If Chess were solvable, AlphaZero would have down it by now.

Ya... like what would the result be? All draws? Why is it not all wins now?

NihiraTheGrandMaster

true

 

tlay80
Optimissed wrote:
 

That's 100%. You seem to be doing a Dawkins. 

Oh dear.  Not a favorite of mine.  He probably wouldn't like being compared to a Derridean like me either. But you don't have to be an adherent to one philosophical school or another in order to think that arguments should be made with precision.

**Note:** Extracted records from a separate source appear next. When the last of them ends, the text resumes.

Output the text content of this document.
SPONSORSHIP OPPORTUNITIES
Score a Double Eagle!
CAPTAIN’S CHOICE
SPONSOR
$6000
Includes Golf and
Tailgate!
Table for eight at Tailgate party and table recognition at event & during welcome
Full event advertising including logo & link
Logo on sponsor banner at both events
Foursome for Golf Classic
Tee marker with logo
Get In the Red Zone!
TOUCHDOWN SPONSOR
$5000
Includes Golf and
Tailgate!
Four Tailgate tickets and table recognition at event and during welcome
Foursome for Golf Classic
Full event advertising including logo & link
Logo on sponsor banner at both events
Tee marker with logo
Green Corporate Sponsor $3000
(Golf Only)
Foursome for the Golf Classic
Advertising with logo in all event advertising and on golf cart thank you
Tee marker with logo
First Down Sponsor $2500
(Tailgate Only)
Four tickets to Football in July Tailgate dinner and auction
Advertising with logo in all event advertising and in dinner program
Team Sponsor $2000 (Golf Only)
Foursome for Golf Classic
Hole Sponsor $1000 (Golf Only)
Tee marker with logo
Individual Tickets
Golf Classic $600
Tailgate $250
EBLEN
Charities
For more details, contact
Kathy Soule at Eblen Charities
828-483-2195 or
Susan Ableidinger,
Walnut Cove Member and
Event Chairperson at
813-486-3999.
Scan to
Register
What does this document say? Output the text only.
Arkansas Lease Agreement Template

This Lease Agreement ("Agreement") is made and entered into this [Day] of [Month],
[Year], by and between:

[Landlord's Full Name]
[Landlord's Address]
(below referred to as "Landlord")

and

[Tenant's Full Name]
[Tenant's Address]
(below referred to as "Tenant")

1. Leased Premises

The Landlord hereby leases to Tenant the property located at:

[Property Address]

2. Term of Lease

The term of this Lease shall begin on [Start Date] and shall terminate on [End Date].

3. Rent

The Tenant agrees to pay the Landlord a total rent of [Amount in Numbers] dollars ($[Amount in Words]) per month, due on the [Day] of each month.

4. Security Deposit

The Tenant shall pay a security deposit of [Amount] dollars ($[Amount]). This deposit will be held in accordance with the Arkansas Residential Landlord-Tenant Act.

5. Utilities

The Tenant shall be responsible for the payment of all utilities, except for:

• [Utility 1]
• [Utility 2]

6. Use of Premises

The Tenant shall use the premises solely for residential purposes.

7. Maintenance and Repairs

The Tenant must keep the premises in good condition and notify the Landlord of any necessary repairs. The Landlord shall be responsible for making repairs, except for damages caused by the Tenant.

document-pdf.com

As I said, I'm not really someone who thinks that formal logic is always the best route to understanding things.  But if it's going to be put in the terms of formal logic -- and those are the only terms on which we can analyze the question of a forced win or forced draw (as opposed to a likely win or likely draw) -- then it should be done right.  I mean, you're the one who said it's logically impossible for there to be a forced win for black.  Maybe you meant that we can pretty reliably guess that the opening position isn't a win for black, but then you should just say that. (And if so, your interlocutor is still right that that's irrelevant to point they were making.)

Conceptual clarity and precision are important.  And logic is perhaps the one place where the conceptual difference between 99.99999999999999999999% certainty and 100% certainty actually matters.  To logic, if perhaps nowhere else, those are and have to be qualitatively different things.

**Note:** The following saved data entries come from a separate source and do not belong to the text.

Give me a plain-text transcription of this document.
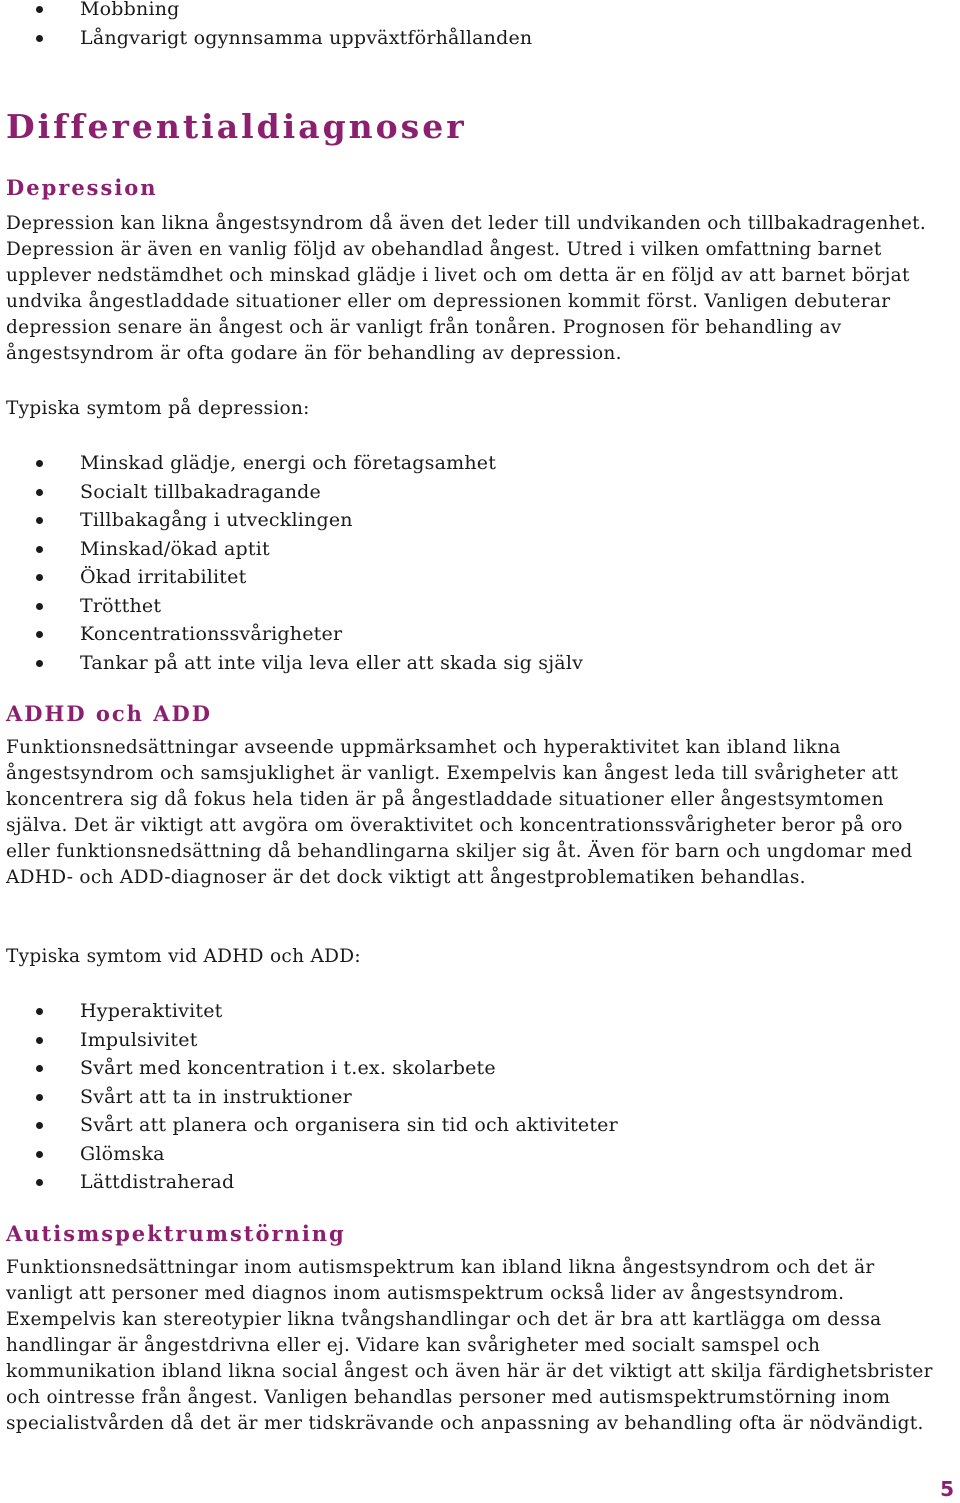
Mobbning
Långvarigt ogynnsamma uppväxtförhållanden
Differentialdiagnoser
Depression

Depression kan likna ångestsyndrom då även det leder till undvikanden och tillbakadragenhet. Depression är även en vanlig följd av obehandlad ångest. Utred i vilken omfattning barnet upplever nedstämdhet och minskad glädje i livet och om detta är en följd av att barnet börjat undvika ångestladdade situationer eller om depressionen kommit först. Vanligen debuterar depression senare än ångest och är vanligt från tonåren. Prognosen för behandling av ångestsyndrom är ofta godare än för behandling av depression.

Typiska symtom på depression:

Minskad glädje, energi och företagsamhet
Socialt tillbakadragande
Tillbakagång i utvecklingen
Minskad/ökad aptit
Ökad irritabilitet
Trötthet
Koncentrationssvårigheter
Tankar på att inte vilja leva eller att skada sig själv
ADHD och ADD

Funktionsnedsättningar avseende uppmärksamhet och hyperaktivitet kan ibland likna ångestsyndrom och samsjuklighet är vanligt. Exempelvis kan ångest leda till svårigheter att koncentrera sig då fokus hela tiden är på ångestladdade situationer eller ångestsymtomen själva. Det är viktigt att avgöra om överaktivitet och koncentrationssvårigheter beror på oro eller funktionsnedsättning då behandlingarna skiljer sig åt. Även för barn och ungdomar med ADHD- och ADD-diagnoser är det dock viktigt att ångestproblematiken behandlas.

Typiska symtom vid ADHD och ADD:

Hyperaktivitet
Impulsivitet
Svårt med koncentration i t.ex. skolarbete
Svårt att ta in instruktioner
Svårt att planera och organisera sin tid och aktiviteter
Glömska
Lättdistraherad
Autismspektrumstörning

Funktionsnedsättningar inom autismspektrum kan ibland likna ångestsyndrom och det är vanligt att personer med diagnos inom autismspektrum också lider av ångestsyndrom. Exempelvis kan stereotypier likna tvångshandlingar och det är bra att kartlägga om dessa handlingar är ångestdrivna eller ej. Vidare kan svårigheter med socialt samspel och kommunikation ibland likna social ångest och även här är det viktigt att skilja färdighetsbrister och ointresse från ångest. Vanligen behandlas personer med autismspektrumstörning inom specialistvården då det är mer tidskrävande och anpassning av behandling ofta är nödvändigt.

5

Intuition is a valuable, deeply practical tool and one that's often comes in very handy in chess (and elsewhere).  But there's no such thing as being an "intuitive logician" -- unless you just mean you're someone who thinks intuitively, in which case just say so.  (Inductive logic is, of course, a real thing, which may be closer to what you mean, but it requires that you state the logical terms and methods very clearly, and also requires that you acknowledge the ways in which induction leaves doubt). Don't try to give what you're doing the authority we bestow (sometimes excessively) upon logical reasoning, which it isn't. 

quietheathen1st

its prolly true most of the time. it depends on when they start playing the best moves of course.

GilbertJiangHB

 

JimDiesel22

GilbertJiangHB what

CrazyKnightBoom

Stockfish vs Leela had a lower draw ratio than GMs matches. Thats trend do prove the theory of forced win if a game is played perfectly.

KabilSharma

mmmm this is a tough question

ponz111

It is pretty obvious by now for any really strong chess player that chess is a draw.

tlay80
Check_Check_Boom wrote:

Stockfish vs Leela had a lower draw ratio than GMs matches. Thats trend do prove the theory of forced win if a game is played perfectly.

More likely, it suggests that grandmasters (1) are inclined to agree to draws before a game really is completely drawn, (2) sometimes miss very long-term winning ideas in drawish-looking positions, and (3) are inclined, at certain junctures to play safer, more drawish moves, when they don't trust themselves to calculate long, double-edged lines with computer-like accuracy.